I stood by the barn door and saw a peeping eye right next to a small partition on the wall. Checked my camera settings, aimed my lens, composed the image, made sure I had the right focus and pushed the shutter button. Soon after I took the shot, the kid noticed me and shyly tried to walk away, I caught him just before he left and asked him if he wanted to see the photo I just took, he obliged, we sat down and he asked me what was going on. His curiosity instantly turned into a deeper need to learn and to ask more questions and as far as I remember I might have spent an hour just sharing the passion of taking photos, the discipline of slowing things down to look for moments such as this and the joy of dissecting every mental image.
He ended up staying with us for the rest of the shoot and afterwards said our goodbyes, packed up and left.

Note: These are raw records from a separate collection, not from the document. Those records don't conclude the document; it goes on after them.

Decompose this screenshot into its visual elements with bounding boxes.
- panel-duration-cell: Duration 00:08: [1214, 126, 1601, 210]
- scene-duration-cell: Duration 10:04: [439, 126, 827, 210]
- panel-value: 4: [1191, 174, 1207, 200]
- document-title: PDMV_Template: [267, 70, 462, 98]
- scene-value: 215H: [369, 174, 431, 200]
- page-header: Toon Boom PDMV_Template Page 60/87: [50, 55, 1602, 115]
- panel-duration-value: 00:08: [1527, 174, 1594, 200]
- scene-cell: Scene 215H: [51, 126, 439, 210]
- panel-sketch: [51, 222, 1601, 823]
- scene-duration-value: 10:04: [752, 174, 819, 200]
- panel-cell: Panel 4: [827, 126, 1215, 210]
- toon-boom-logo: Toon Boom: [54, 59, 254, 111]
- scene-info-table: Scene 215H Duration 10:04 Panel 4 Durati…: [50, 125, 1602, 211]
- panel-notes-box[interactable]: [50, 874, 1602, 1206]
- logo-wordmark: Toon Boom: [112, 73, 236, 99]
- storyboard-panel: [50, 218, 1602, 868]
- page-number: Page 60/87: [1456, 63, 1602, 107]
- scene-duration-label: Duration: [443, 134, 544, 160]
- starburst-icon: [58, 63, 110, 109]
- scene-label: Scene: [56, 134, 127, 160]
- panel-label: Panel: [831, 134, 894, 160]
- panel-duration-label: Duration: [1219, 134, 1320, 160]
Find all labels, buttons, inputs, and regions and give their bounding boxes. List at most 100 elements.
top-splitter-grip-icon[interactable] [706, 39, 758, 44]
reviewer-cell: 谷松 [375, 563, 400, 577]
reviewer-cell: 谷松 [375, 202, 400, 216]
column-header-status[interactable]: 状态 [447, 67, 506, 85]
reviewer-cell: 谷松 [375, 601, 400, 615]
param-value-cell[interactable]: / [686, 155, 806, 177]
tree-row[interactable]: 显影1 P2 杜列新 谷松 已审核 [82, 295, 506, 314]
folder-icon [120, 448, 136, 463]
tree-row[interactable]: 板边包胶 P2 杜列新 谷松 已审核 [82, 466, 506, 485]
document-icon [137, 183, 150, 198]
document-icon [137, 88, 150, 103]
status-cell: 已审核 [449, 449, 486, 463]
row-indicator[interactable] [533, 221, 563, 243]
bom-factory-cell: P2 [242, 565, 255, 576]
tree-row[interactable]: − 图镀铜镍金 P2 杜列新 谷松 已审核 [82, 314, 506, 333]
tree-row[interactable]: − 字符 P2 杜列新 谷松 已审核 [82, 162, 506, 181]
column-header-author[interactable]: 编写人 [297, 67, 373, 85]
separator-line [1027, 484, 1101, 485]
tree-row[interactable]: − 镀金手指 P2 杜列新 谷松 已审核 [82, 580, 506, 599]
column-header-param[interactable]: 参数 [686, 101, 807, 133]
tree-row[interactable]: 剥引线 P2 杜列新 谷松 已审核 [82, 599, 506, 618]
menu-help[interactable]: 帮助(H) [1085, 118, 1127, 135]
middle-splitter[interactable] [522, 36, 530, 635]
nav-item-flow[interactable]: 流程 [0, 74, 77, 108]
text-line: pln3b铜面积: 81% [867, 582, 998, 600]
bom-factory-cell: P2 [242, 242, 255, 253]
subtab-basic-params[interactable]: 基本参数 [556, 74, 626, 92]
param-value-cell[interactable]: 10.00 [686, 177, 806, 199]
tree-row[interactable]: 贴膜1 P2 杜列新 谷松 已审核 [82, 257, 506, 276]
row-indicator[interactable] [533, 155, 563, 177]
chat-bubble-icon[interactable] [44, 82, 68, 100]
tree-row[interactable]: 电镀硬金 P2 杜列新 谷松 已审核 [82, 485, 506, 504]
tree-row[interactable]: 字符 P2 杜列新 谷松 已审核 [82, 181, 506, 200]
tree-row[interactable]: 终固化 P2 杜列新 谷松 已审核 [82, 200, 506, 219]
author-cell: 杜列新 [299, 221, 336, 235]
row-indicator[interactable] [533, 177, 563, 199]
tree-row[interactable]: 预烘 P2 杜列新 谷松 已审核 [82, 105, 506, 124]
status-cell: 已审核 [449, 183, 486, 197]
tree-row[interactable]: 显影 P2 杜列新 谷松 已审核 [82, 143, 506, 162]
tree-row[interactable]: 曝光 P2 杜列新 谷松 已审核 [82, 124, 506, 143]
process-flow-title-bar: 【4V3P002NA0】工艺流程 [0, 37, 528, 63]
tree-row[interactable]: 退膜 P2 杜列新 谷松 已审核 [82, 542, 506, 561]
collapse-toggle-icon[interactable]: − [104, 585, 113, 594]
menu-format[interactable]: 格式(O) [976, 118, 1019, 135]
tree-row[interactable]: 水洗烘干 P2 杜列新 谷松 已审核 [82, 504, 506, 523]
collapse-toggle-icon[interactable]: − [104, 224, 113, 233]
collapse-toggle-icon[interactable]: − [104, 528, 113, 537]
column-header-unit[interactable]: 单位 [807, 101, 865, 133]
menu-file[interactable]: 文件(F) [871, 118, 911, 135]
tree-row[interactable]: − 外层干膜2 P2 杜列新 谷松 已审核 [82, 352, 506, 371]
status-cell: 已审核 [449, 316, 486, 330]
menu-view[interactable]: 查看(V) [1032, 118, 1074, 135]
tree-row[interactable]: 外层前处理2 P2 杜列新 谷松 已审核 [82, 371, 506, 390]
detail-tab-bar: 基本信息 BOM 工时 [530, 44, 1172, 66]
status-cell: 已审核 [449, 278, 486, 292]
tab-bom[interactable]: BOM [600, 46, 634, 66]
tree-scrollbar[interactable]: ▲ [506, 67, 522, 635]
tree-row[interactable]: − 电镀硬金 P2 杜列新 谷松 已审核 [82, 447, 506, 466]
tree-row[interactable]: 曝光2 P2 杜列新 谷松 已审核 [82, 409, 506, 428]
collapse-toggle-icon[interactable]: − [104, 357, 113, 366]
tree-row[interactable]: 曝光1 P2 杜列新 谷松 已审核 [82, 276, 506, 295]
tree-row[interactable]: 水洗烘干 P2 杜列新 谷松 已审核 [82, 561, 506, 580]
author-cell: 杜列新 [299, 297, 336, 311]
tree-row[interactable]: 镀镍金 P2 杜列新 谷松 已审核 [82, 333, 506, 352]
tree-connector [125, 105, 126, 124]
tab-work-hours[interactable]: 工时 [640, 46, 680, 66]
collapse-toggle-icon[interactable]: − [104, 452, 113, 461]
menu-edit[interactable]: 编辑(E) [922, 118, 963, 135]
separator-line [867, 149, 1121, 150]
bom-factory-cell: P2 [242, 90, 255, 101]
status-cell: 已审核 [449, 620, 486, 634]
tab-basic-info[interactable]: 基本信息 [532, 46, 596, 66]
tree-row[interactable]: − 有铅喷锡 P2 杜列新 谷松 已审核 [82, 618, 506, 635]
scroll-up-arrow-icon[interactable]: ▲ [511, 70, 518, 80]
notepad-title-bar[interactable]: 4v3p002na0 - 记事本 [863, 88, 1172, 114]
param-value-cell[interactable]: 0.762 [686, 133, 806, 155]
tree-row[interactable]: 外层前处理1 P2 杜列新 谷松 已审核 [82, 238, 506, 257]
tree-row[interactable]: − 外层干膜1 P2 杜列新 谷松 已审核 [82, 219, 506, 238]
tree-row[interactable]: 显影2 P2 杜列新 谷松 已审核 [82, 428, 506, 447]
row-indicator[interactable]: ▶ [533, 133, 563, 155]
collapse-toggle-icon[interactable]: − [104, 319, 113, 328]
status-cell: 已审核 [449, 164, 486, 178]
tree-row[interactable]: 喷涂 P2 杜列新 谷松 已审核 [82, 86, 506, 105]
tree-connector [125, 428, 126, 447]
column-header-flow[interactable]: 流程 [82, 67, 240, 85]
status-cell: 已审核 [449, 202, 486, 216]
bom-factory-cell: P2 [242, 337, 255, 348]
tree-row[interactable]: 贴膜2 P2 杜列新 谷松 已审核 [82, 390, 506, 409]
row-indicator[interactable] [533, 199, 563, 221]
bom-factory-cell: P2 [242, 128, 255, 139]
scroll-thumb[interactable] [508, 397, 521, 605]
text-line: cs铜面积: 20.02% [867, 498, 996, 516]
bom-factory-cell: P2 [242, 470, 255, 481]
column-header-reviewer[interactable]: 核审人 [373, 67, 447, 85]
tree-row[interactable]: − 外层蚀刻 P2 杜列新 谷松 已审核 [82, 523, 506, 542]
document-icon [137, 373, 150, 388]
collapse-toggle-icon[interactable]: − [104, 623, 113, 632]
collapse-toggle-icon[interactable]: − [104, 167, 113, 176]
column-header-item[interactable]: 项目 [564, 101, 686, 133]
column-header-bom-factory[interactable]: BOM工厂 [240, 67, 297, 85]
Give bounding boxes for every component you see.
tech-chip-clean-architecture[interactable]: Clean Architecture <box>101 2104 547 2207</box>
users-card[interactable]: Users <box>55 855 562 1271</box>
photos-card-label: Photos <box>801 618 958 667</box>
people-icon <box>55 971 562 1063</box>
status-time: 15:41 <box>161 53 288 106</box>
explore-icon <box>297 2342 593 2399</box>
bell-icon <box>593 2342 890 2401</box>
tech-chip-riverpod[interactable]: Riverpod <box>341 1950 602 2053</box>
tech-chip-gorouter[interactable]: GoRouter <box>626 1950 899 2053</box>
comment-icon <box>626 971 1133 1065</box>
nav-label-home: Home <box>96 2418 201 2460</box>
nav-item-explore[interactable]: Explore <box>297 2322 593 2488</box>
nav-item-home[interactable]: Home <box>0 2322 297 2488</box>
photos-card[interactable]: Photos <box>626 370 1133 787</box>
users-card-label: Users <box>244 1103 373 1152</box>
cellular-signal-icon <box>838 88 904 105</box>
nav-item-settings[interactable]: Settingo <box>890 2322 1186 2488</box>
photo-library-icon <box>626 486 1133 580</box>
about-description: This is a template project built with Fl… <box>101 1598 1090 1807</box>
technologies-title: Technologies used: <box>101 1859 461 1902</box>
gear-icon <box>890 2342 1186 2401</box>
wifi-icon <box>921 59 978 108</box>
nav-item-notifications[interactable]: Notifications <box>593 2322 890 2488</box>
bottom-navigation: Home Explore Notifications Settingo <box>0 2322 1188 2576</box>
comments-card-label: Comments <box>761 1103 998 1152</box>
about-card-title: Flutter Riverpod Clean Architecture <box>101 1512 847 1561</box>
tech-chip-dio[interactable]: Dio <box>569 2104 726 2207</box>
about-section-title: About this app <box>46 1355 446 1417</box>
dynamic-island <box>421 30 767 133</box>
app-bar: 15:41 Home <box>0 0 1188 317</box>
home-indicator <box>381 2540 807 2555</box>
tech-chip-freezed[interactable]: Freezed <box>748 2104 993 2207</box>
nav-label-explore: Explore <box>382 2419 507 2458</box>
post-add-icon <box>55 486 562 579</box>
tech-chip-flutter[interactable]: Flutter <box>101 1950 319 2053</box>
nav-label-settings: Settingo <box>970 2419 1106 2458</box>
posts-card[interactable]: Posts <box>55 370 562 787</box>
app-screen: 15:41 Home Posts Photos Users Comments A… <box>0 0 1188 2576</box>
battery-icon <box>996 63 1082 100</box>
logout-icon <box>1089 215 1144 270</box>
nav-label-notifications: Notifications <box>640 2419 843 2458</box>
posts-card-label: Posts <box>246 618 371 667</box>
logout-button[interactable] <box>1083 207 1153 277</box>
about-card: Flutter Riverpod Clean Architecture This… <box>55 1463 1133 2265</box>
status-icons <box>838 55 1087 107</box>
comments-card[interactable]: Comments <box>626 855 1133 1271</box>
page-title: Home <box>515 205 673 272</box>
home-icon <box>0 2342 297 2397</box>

I will never know if this kid ever tried to pick up a camera and fiddled with it, one thing I know, every time I see this image I will always remember that this curious eye turned into a moment for me to share the passion of taking snapshots such as this.
The story in a portrait starts with a well focus eye…
This photo was taken at a photo assignment I did a few years back. I saw this gentleman outside a Catholic church asking passers-by for some extra change. I approached him hoping to start a conversation. He ended up sharing his story of losing everything, his livelihood, his love ones and according to him his dignity. I stood there and listened to him thinking of ways to encourage him (keeping the story of Job in mind), I decided to just listen and hear more, as a father myself I can only imagine the pain and hurt he’s been through.
It would have been very easy for me to take a portrait of this gentleman in his current state, sitting right next to this picturesque building door with crowds walking past him with only him noticing me and looking straight at my lens but I have come to know the man, I have heard his story and I felt it was more satisfying to show him in a different light, a smile. To him, his smile might have lasted for a second a mere reaction to whatever I said, maybe it was because he found someone who listened to him or maybe I had something on my forehead he found amusing I wouldn’t know, for that moment he forgot the hurt he forgot the pain…he smiled. For me his smile will surely last for more than a second, the conversation etched in my mind and the image printed and framed will always remind me of the deeper meaning of the photo and the story behind it.